Au cours d’un colloque organisé mi-novembre, la Haute Autorité de santé (HAS) a invité les décideurs à réfléchir aux moyens de soigner moins pour soigner mieux. Objectif : passer du concept de pertinence des soins à sa mise en œuvre. Et il y a du boulot.
« 30 %. C’est la part des dépenses de santé qui ne sont pas pertinentes », a rappelé la ministre de la Santé, Agnès Buzyn, dans une interview au JDD en octobre. Comment réduire ce chiffre ? Voilà une question à plusieurs milliards d’euros, à laquelle l’HAS a consacré, le 14 novembre, un colloque entier. Malheureusement, si les hauts responsables qu’elle a priés de plancher sur le sujet s’accordent sur le diagnostic, ils peinent à esquisser des solutions.
Les causes du problème sont en effet connues. Il y a, bien sûr, le paiement à l’acte. « Nous avons des modes de rémunération qui sont plutôt “pousse-au-crime” », estime lors du colloque Nicolas Revel, directeur général de l’Assurance maladie. D’où la volonté, déjà ancienne, d’introduire plus de rationalité dans la rémunération des professionnels de santé… en se heurtant parfois aux professionnels de santé eux-mêmes.
Le patron de l’Assurance maladie explique par exemple que, lors des dernières négociations conventionnelles avec les médecins libéraux, la priorité de ces derniers était de revaloriser la consultation de base de 23 à 25 euros. « Je leur ai dit qu’on pouvait prendre cet argent pour l’investir sur les consultations longues, raconte Nicolas Revel. La question a été vite réglée : pour les cinq syndicats, il était impossible de ne pas commencer par revaloriser les consultations de base. »

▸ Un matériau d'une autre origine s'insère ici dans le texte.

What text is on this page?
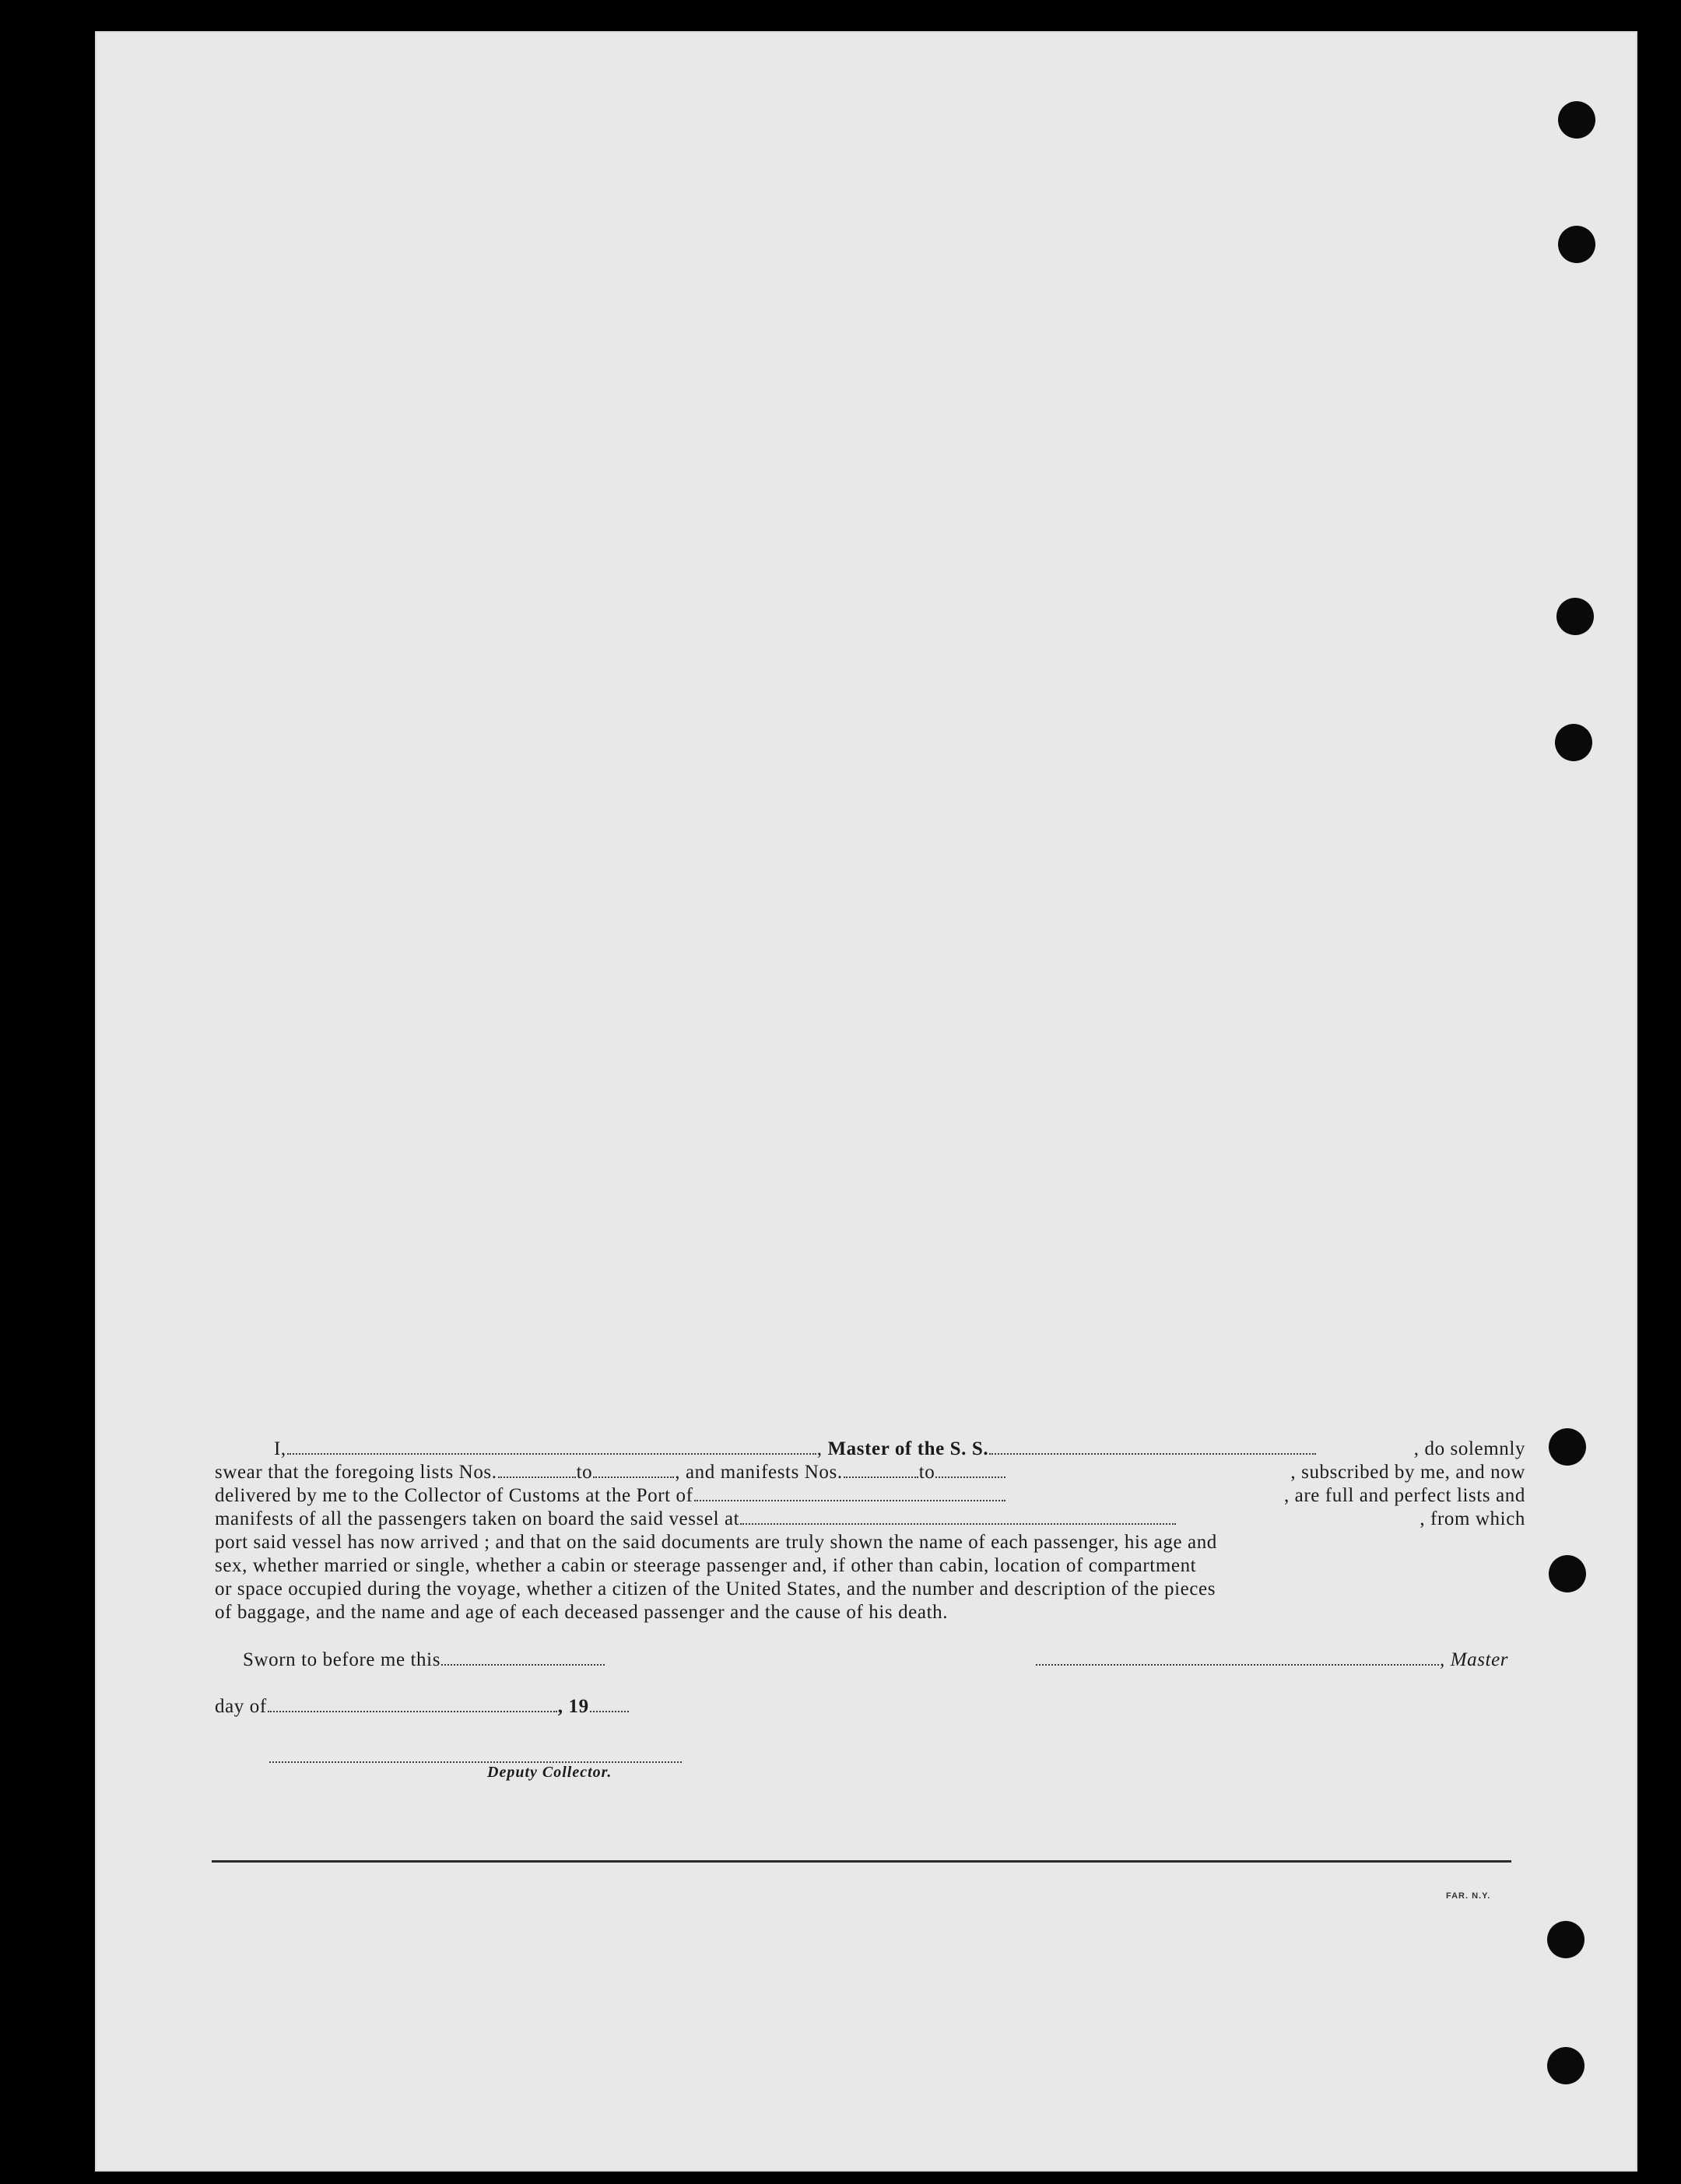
I,	, Master of the S. S.	, do solemnly
swear that the foregoing lists Nos.	to	, and manifests Nos.	to	, subscribed by me, and now
delivered by me to the Collector of Customs at the Port of	, are full and perfect lists and
manifests of all the passengers taken on board the said vessel at	, from which
port said vessel has now arrived ; and that on the said documents are truly shown the name of each passenger, his age and
sex, whether married or single, whether a cabin or steerage passenger and, if other than cabin, location of compartment
or space occupied during the voyage, whether a citizen of the United States, and the number and description of the pieces
of baggage, and the name and age of each deceased passenger and the cause of his death.
Sworn to before me this	, Master
day of	, 19
Deputy Collector.
FAR. N.Y.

Bien sûr, l’aspect financier n’est pas seul en cause pour expliquer les actes inutiles ou inappropriés. Sur le banc des accusés, on trouve aussi les déficiences du système d’information : combien d’examens déjà effectués en ville sont-ils à nouveau prescrits lors d’une admission à l’hôpital ? Pour être sûr de ne pas refaire ce qui a déjà été fait, il faudrait pouvoir rassembler les informations d’un patient en un seul et même endroit.
Sur ce sujet, la réponse des décideurs invités par l’HAS est un outil dont on parle depuis quinze ans mais qui n’a toujours pas fait ses preuves : le dossier médical partagé (DMP), « support essentiel pour la limitation des doublons », d’après Cécile Courrèges, directrice générale de l’offre de soins au ministère de la Santé. Et pour calmer les impatiences des professionnels, Nicolas Revel promet que cet outil “miracle” sera pleinement fonctionnel dans le courant de l’année 2018.
Au-delà des aspects purement techniques, la surprescription a également des causes profondes, parmi lesquelles on peut citer le défaut de formation continue des médecins. « La médecine change très vite et de façon spectaculaire, explique le Pr Olivier Claris, président de la commission médicale d’établissement des Hospices civils de Lyon (Rhône). Il faut donc imaginer un système intelligent de recertification. »
Un chantier ancien, tout récemment relancé par la ministre de la Santé. Sur ce sujet comme sur les précédents, on peut donc choisir de voir le verre à moitié vide en estimant que tout continuera comme avant… ou à moitié plein en comptant sur le volontarisme gouvernemental.
Le Dr Renaud Benichou est obstétricien à la polyclinique Jean-Villar, maternité privée à but lucratif de la région bordelaise. En 2012, à l’occasion d’une évaluation des pratiques professionnelles (EPP, méthodologie promue par l’HAS), il se rend compte, avec son équipe, que le taux de césariennes de la clinique est de 30 %, contre environ 20 % au niveau national. Un tableau mensuel de suivi est donc mis en place, assorti de réunions mensuelles où chaque médecin doit présenter les césariennes programmées et effectuées, puis les justifier au regard des recommandations. Les patientes étant réparties entre les praticiens de façon aléatoire, les taux de césarienne auraient dû être les mêmes. « Or ce n’est pas ce que nous avons observé », constate Renaud Benichou lors du colloque de l’HAS. Les différences entre praticiens pouvaient en effet aller de 1 à 4. Mais au bout de cinq ans de travail, les résultats sont au rendez-vous. « Nous sommes fiers d’afficher aujourd’hui un taux de 21 % », indique le médecin, qui précise que les efforts se poursuivent pour faire encore diminuer ce chiffre.